4. Sistema i documenti prima che ci sia un acquirente
In una successione il rogito salta per le carte, non per il prezzo. Inizia a raccogliere tutto il giorno dell'incarico: certificato di morte e dichiarazione di successione, situazione fiscale in regola, visura catastale e planimetria aggiornate (verifica che superficie e descrizione corrispondano alla realtà), agibilità e attestato di prestazione energetica, ipoteche o gravami da cancellare, spese condominiali arretrate e liberatoria dell'amministratore.
Se manca qualcosa, il momento di risolverlo è adesso, in parallelo alla promozione — non quando c'è già una proposta e un acquirente con mutuo deliberato che conta i giorni.
5. Comunica una volta, a tutti, sempre per iscritto
La principale fonte di diffidenza tra eredi è l'agente che parla con alcuni e non con altri. Smetti di essere l'intermediario e diventi «l'agente di mio fratello».
Crea un unico canale e invia lo stesso report a tutti, lo stesso giorno: visite effettuate, feedback ricevuti, proposte sul tavolo. È lavoro ripetitivo ed è esattamente il tipo di attività oggi automatizzabile: modelli di report, invii programmati e storico centralizzato di ogni interazione su imovpro.ai fanno risparmiare ore a settimana ed eliminano il «a me non ha detto nessuno niente» la sera prima del rogito.
6. Presenta le proposte con una scadenza
Cinque eredi senza scadenza non rispondono mai — ciascuno aspetta che decida un altro.
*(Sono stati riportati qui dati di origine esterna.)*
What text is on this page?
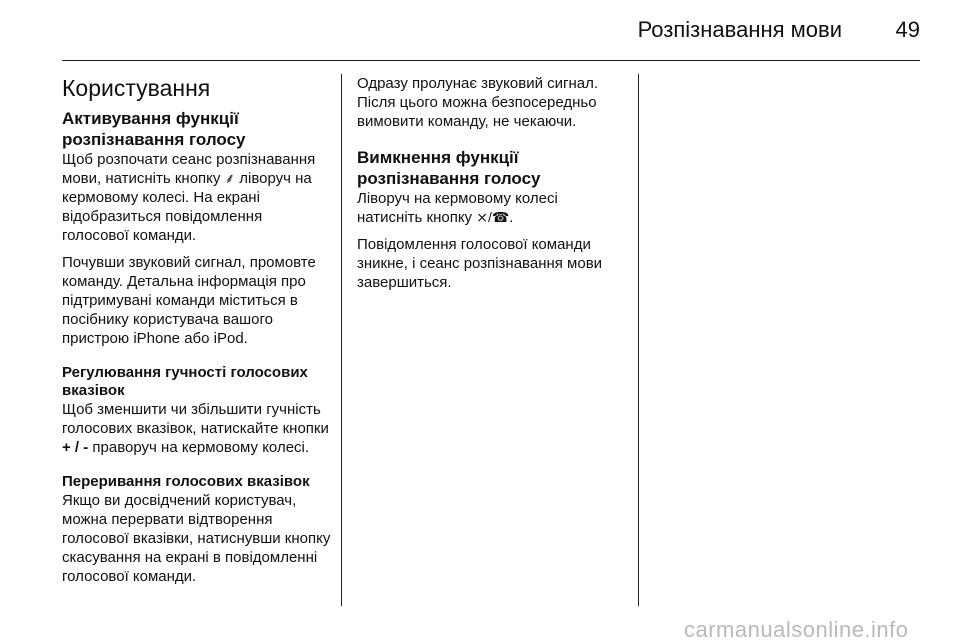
Розпізнавання мови 49
Користування
Активування функції розпізнавання голосу

Щоб розпочати сеанс розпізнавання мови, натисніть кнопку ⸙ ліворуч на кермовому колесі. На екрані відобразиться повідомлення голосової команди.

Почувши звуковий сигнал, промовте команду. Детальна інформація про підтримувані команди міститься в посібнику користувача вашого пристрою iPhone або iPod.

Регулювання гучності голосових вказівок

Щоб зменшити чи збільшити гучність голосових вказівок, натискайте кнопки + / - праворуч на кермовому колесі.

Переривання голосових вказівок

Якщо ви досвідчений користувач, можна перервати відтворення голосової вказівки, натиснувши кнопку скасування на екрані в повідомленні голосової команди.

Одразу пролунає звуковий сигнал. Після цього можна безпосередньо вимовити команду, не чекаючи.

Вимкнення функції розпізнавання голосу

Ліворуч на кермовому колесі натисніть кнопку ⨯/☎.

Повідомлення голосової команди зникне, і сеанс розпізнавання мови завершиться.

carmanualsonline.info
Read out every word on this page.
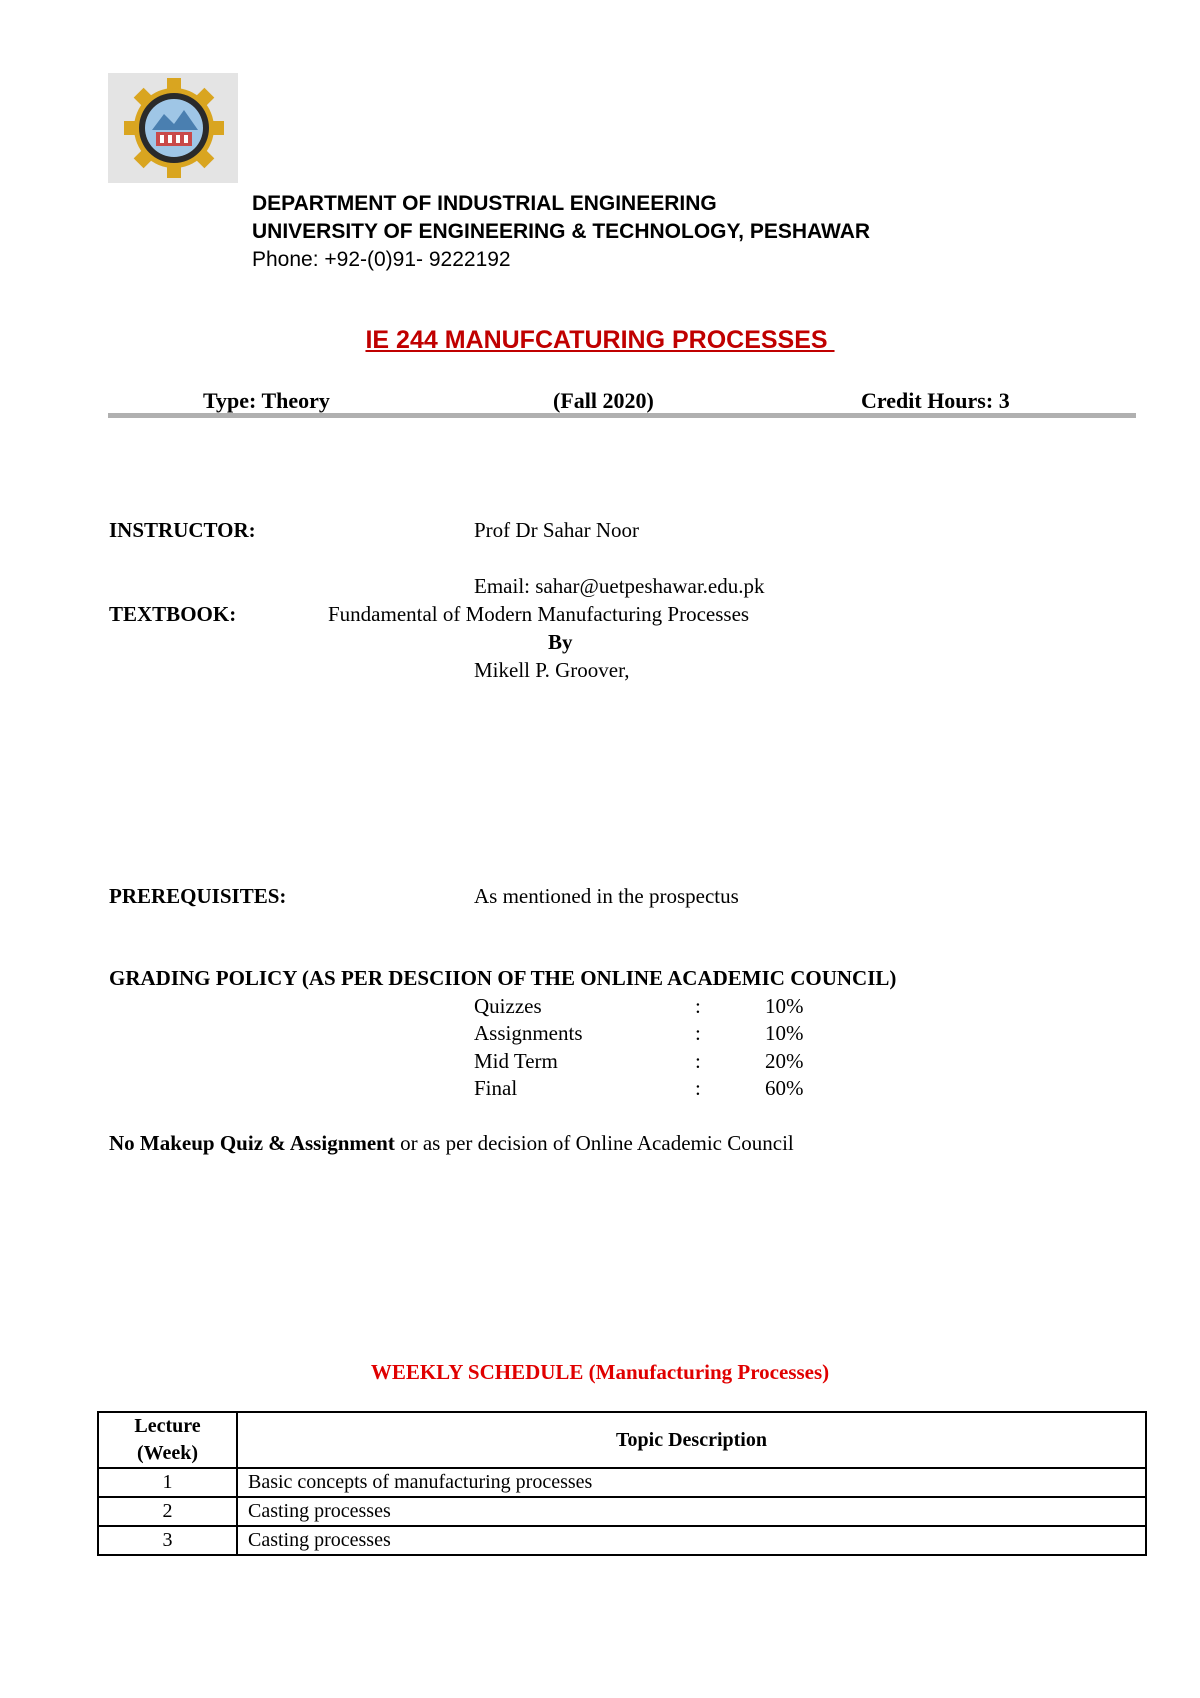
DEPARTMENT OF INDUSTRIAL ENGINEERING
UNIVERSITY OF ENGINEERING & TECHNOLOGY, PESHAWAR
Phone: +92-(0)91- 9222192
IE 244 MANUFCATURING PROCESSES
Type: Theory	(Fall 2020)	Credit Hours: 3
INSTRUCTOR:	Prof Dr Sahar Noor
Email: sahar@uetpeshawar.edu.pk
TEXTBOOK:	Fundamental of Modern Manufacturing Processes
By
Mikell P. Groover,
PREREQUISITES:	As mentioned in the prospectus
GRADING POLICY (AS PER DESCIION OF THE ONLINE ACADEMIC COUNCIL)
Quizzes	:	10%
Assignments	:	10%
Mid Term	:	20%
Final	:	60%
No Makeup Quiz & Assignment or as per decision of Online Academic Council
WEEKLY SCHEDULE (Manufacturing Processes)
Lecture
(Week)	Topic Description
1	Basic concepts of manufacturing processes
2	Casting processes
3	Casting processes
Quando presenti una proposta, fissa una finestra chiara (48 o 72 ore), indica chi deve rispondere e cosa succede in assenza di risposta. Presentala a tutti insieme, nello stesso formato, con il netto stimato per ogni quota. Gli eredi non decidono sul prezzo totale: decidono su quanto arriva sul loro conto.
Cosa distingue chi vende questi incarichi
Non la pazienza — la struttura. L'agente che vende successioni fa tre cose che gli altri non fanno: pretende tutte le firme prima di investire, allinea il prezzo minimo in un unico incontro congiunto e sistema i documenti mentre promuove. Il resto del mercato scopre i problemi in ordine cronologico, sempre troppo tardi.
Questi incarichi hanno un vantaggio che ripaga il lavoro extra: quasi nessuno li vuole. Mentre la concorrenza scappa, chi ha un metodo acquisisce immobili poco contesi, venditori davvero motivati e diverse famiglie che da lì in poi conoscono il suo nome.